Step 7: Lock Down Multi-User Access
By default, new registrations are allowed. For a shared instance you'll want to tighten this.
In Settings → Admin Panel → General:
- Default User Role — set to
pendingso new accounts need admin approval - JWT Expiry — default is 7 days; set to
24hfor stricter session control - Enable Community Sharing — disable unless you want public model sharing
For a team deployment exposed beyond localhost, put Open WebUI behind a reverse proxy with HTTPS:
# /etc/nginx/sites-available/open-webui
server {
listen 443 ssl;
server_name llm.yourcompany.com;
ssl_certificate /etc/letsencrypt/live/llm.yourcompany.com/fullchain.pem;
ssl_certificate_key /etc/letsencrypt/live/llm.yourcompany.com/privkey.pem;
location / {
proxy_pass http://localhost:3000;
proxy_http_version 1.1;
# Required for streaming responses — without this, output buffers until complete
proxy_buffering off;
proxy_set_header Upgrade $http_upgrade;
proxy_set_header Connection "upgrade";
proxy_set_header Host $host;
}
}
Certbot free TLS: sudo certbot --nginx -d llm.yourcompany.com. Pricing for a US-based AWS EC2 t3.medium starts at ~$30/month on-demand (us-east-1).
Verification
# Confirm container is running
docker ps --filter name=open-webui
# Check the health endpoint
curl http://localhost:3000/health
You should see: {"status":true} from the health check and Up X minutes in the container list.
Send a test message in the UI. You should see a streaming response from your Ollama model with no delay beyond inference time.

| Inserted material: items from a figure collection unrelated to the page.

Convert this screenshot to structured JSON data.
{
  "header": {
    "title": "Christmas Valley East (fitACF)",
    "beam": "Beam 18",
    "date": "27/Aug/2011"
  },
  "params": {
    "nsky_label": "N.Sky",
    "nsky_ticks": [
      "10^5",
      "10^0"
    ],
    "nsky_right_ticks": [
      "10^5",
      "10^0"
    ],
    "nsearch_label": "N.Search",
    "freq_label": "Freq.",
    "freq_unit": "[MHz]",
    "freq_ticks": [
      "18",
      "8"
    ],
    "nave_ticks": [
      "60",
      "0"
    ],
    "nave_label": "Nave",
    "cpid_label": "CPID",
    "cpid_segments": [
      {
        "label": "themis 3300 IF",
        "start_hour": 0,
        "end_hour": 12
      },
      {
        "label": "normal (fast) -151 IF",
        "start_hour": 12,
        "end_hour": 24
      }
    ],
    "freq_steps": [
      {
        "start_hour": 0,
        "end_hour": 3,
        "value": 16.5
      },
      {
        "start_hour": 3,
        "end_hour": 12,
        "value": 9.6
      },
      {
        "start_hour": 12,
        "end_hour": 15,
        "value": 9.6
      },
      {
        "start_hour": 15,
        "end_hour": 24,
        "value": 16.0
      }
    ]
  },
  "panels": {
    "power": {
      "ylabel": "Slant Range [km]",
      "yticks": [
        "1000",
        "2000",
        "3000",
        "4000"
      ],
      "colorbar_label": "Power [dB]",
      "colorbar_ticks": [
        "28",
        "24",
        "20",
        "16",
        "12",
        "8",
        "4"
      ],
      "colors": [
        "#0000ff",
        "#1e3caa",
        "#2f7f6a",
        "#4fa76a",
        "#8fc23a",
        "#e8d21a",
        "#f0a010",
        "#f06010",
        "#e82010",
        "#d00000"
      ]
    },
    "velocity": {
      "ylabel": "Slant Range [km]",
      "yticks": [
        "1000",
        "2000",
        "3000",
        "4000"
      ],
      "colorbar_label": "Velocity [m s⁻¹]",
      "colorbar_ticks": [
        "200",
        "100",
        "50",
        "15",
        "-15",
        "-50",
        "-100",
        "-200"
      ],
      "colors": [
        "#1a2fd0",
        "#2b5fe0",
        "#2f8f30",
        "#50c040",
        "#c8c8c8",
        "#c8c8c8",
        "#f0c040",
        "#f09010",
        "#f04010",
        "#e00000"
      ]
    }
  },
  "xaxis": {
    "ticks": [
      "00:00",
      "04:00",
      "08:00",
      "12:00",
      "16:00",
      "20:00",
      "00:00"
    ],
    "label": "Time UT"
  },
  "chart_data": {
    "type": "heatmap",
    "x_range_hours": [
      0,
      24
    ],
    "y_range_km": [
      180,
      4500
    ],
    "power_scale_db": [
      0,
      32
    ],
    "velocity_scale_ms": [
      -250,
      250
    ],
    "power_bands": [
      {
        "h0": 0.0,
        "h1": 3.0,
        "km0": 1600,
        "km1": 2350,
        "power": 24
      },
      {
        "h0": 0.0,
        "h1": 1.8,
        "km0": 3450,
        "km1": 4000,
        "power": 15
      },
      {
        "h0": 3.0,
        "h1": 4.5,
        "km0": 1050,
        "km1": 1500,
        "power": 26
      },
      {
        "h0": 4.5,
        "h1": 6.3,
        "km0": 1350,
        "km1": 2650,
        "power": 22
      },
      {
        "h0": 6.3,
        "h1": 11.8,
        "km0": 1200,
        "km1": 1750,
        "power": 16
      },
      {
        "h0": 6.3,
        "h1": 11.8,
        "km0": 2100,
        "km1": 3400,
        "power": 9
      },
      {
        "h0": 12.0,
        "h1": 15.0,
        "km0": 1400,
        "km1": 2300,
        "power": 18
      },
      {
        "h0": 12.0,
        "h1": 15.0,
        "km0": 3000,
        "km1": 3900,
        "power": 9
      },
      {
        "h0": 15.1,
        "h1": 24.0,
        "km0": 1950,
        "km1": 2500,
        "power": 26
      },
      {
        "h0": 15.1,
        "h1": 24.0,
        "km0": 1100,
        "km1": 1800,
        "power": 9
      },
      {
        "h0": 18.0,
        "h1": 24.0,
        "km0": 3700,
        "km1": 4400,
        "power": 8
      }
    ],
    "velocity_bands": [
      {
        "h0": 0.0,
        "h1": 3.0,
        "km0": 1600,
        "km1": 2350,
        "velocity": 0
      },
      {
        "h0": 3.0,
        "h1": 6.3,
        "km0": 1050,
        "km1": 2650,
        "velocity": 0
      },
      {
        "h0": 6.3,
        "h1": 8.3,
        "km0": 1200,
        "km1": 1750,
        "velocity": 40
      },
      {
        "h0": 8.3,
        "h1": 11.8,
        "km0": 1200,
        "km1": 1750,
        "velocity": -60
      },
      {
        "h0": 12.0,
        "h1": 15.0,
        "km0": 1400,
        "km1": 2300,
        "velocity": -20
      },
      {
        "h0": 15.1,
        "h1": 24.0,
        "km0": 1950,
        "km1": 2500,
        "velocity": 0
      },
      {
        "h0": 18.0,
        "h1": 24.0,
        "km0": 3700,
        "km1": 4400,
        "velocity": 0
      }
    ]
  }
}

Open WebUI vs Alternatives
| Open WebUI | Ollama Web UI (legacy) | AnythingLLM | |
|---|---|---|---|
| Active maintenance | ✅ weekly releases | ❌ archived | ✅ active |
| RAG built-in | ✅ ChromaDB | ❌ | ✅ |
| Multi-user auth | ✅ | ❌ | ✅ paid tier |
| Tool / function calling | ✅ | ❌ | limited |
| Self-hosted, free | ✅ | ✅ | ✅ community |
| Image generation | ✅ AUTOMATIC1111 | ❌ | ❌ |
Open WebUI is the clear choice if you're running Ollama in 2026. AnythingLLM makes sense for non-technical teams that need a polished no-code setup and don't mind the paid tier for SSO.
What You Learned
- Open WebUI runs as a separate Docker container and proxies all inference to
OLLAMA_BASE_URL— Ollama itself never changes host.docker.internal:host-gatewayis required on Linux to let the container reach the host's Ollama process- RAG uses ChromaDB under the hood with
nomic-embed-textas the default embedding model — pull the embedding model before enabling document Q&A - Disable open registration and set Default User Role to
pendingbefore sharing a deployment
Tested on Open WebUI v0.6.x, Ollama v0.6, Docker 27, Ubuntu 22.04 and macOS Sequoia
FAQ
Q: Does Open WebUI work without Docker?
A: Yes — pip install open-webui && open-webui serve runs it directly. Docker is recommended because it handles all Python dependencies and avoids version conflicts with your local environment.
Q: How do I update Open WebUI to the latest version?
A: Run docker compose pull && docker compose up -d. Your data volume persists across updates — no migration needed unless a major version bump says otherwise in the release notes.
Q: Can Open WebUI connect to OpenAI or Anthropic at the same time as Ollama? A: Yes. Go to Settings → Connections and add an OpenAI-compatible endpoint. You can then select GPT-4o or Claude models from the same chat interface alongside your local Ollama models.
Q: What is the minimum RAM to run Open WebUI alongside Ollama? A: The Open WebUI container uses ~500MB RAM. The real constraint is Ollama — a 7B Q4 model needs ~6GB RAM. A system with 16GB total RAM comfortably runs both alongside a browser.
Q: Why are my responses not streaming — they appear all at once?
A: This is almost always the nginx proxy_buffering setting. Set proxy_buffering off in the location block. Without it, nginx buffers the full response before forwarding it to the client.